SortList

Problem

https://leetcode.com/problems/sort-list/

Given the head of a linked list, return the list after sorting it in ascending order.

Example 1:

Input: head = [4,2,1,3]
Output: [1,2,3,4]

Example 2:

Input: head = [-1,5,3,4,0]
Output: [-1,0,3,4,5]

Example 3:

Input: head = []
Output: []

Constraints:

• The number of nodes in the list is in the range [0, 5 * 10:sup:`4`].

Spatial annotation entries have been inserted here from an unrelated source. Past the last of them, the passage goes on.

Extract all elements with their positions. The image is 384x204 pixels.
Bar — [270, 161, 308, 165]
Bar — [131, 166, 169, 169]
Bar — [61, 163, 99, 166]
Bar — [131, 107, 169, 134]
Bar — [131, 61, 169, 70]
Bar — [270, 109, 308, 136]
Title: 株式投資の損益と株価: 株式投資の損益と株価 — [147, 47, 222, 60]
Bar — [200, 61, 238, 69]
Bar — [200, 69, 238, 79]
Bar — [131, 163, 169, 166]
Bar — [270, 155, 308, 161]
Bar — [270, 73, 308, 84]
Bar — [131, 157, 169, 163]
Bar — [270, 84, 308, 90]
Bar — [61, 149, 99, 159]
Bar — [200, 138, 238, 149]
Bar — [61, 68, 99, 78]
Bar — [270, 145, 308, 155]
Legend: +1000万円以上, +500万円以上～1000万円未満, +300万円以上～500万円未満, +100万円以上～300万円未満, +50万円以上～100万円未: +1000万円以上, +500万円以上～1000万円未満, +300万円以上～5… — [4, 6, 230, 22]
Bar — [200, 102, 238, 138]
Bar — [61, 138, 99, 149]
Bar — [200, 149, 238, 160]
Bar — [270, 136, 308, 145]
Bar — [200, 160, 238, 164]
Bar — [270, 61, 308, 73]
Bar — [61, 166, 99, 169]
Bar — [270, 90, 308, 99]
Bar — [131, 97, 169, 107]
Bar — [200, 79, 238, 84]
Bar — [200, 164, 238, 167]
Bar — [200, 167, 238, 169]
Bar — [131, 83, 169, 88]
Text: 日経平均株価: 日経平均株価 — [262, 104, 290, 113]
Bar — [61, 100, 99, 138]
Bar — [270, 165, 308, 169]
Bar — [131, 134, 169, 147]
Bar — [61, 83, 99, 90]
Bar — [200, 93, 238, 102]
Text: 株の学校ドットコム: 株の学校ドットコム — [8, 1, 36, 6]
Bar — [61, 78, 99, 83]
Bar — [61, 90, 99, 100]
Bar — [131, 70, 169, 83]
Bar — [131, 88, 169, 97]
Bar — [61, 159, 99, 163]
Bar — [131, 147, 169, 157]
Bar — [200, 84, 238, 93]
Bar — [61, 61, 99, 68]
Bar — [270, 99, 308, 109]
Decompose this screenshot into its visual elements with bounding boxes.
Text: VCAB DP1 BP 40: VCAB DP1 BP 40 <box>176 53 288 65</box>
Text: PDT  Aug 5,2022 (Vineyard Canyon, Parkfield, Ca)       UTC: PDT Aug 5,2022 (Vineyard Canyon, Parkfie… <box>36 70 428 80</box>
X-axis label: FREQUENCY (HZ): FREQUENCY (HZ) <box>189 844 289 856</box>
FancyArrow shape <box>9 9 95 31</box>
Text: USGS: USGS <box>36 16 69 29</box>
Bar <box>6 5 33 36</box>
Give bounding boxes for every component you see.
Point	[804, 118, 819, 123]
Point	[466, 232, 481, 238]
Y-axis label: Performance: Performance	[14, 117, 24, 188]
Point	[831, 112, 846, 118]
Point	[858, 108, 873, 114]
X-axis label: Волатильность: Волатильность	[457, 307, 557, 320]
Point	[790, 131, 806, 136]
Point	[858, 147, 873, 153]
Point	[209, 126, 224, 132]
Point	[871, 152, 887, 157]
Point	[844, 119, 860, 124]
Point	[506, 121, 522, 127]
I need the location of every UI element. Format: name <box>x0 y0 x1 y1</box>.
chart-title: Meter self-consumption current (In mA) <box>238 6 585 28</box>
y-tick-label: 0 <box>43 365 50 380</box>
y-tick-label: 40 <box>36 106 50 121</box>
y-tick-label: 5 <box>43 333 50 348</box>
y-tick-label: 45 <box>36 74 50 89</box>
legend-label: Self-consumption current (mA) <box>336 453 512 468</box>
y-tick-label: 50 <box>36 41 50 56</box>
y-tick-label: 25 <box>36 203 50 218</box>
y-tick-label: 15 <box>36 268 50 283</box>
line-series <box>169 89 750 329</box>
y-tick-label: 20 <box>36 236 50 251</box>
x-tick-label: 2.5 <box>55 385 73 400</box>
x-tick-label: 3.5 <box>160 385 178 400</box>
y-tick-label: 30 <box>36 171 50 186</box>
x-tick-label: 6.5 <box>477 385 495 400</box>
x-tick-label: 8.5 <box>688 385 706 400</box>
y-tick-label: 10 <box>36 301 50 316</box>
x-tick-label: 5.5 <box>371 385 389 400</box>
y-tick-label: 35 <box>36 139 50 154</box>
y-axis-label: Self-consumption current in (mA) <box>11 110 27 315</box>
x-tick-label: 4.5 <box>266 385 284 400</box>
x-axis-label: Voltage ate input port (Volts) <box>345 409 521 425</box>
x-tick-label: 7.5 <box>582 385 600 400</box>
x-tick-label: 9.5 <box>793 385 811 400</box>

• -10:sup:`5`<= Node.val <= 10:sup:`5`

Follow up: Can you sort the linked list in O(n logn) time and O(1) memory (i.e. constant space)?

Solution

Use merge sort.

Pattern

Linked List, Two Pointers, Divide and Conquer, Sorting, Merge Sort

Code

from __future__ import annotations

from typing import List, Tuple


class ListNode:
    """Node in a linked list.
    """

    def __init__(self, val: int, next: ListNode | None = None):
        self.val = val
        self.next = next

    def __str__(self) -> str:
        return str(self.val) + (' -> ' + str(self.next) if self.next is not None else '')

    @classmethod
    def from_list(cls, list: List[int]) -> ListNode | None:
        head = None
        for el in list:
            if head is None:
                head = ListNode(el)
                node = head
            else:
                node.next = ListNode(el)
                node = node.next
        return head


def sortList(head: ListNode | None) -> ListNode | None:
    """Sort linked list.
    """
    node = head
    length = 0
    while node is not None:
        node = node.next
        length += 1

    return sort_list(head, length)


def sort_list(head: ListNode | None, length: int):
    """Sort a linked list of length ``length`` with merge sort.
    """
    if length <= 1:
        return head

    node = head
    midpoint = length // 2
    for i in range(midpoint - 1):
        node = node.next
    next_node = node.next
    node.next = None

    left_head = sort_list(head, midpoint)
    right_head = sort_list(next_node, length - midpoint)

    new_head = None
    prev_node = None

    while left_head is not None or right_head is not None:
        node, left_head, right_head = minimum(left_head, right_head)
        if new_head is None:
            new_head = node
        elif prev_node is not None:
            prev_node.next = node
        prev_node = node
        node = node.next

    return new_head


def minimum(list1: ListNode | None, list2: ListNode | None) -> Tuple[ListNode | None]:
    """Return the minimum node of ``list1`` and ``list2`` and advances the that
    pointer.
    """
    if list1 is None and list2 is None:
        return None, None, None
    elif list1 is None:
        return list2, None, None
    elif list2 is None:
        return list1, None, None
    elif list1.val < list2.val:
        return list1, list1.next, list2
    else:
        return list2, list1, list2.next

Test

>>> from SortList import ListNode, sortList
>>> head = ListNode.from_list([4, 2, 1, 3])
>>> head = sortList(head)
>>> print(head)
1 -> 2 -> 3 -> 4
>>> head = ListNode.from_list([-1, 5, 3, 4, 0])
>>> head = sortList(head)
>>> print(head)
-1 -> 0 -> 3 -> 4 -> 5

class SortList.ListNode(val: int, next: ListNode | None = None)

Bases: object

Node in a linked list.

classmethod from_list(list: List[int]) → ListNode | None

SortList.minimum(list1: ListNode | None, list2: ListNode | None) → Tuple[ListNode | None]

Return the minimum node of list1 and list2 and advances the that pointer.

SortList.sortList(head: ListNode | None) → ListNode | None

Sort linked list.

SortList.sort_list(head: ListNode | None, length: int)

Sort a linked list of length length with merge sort.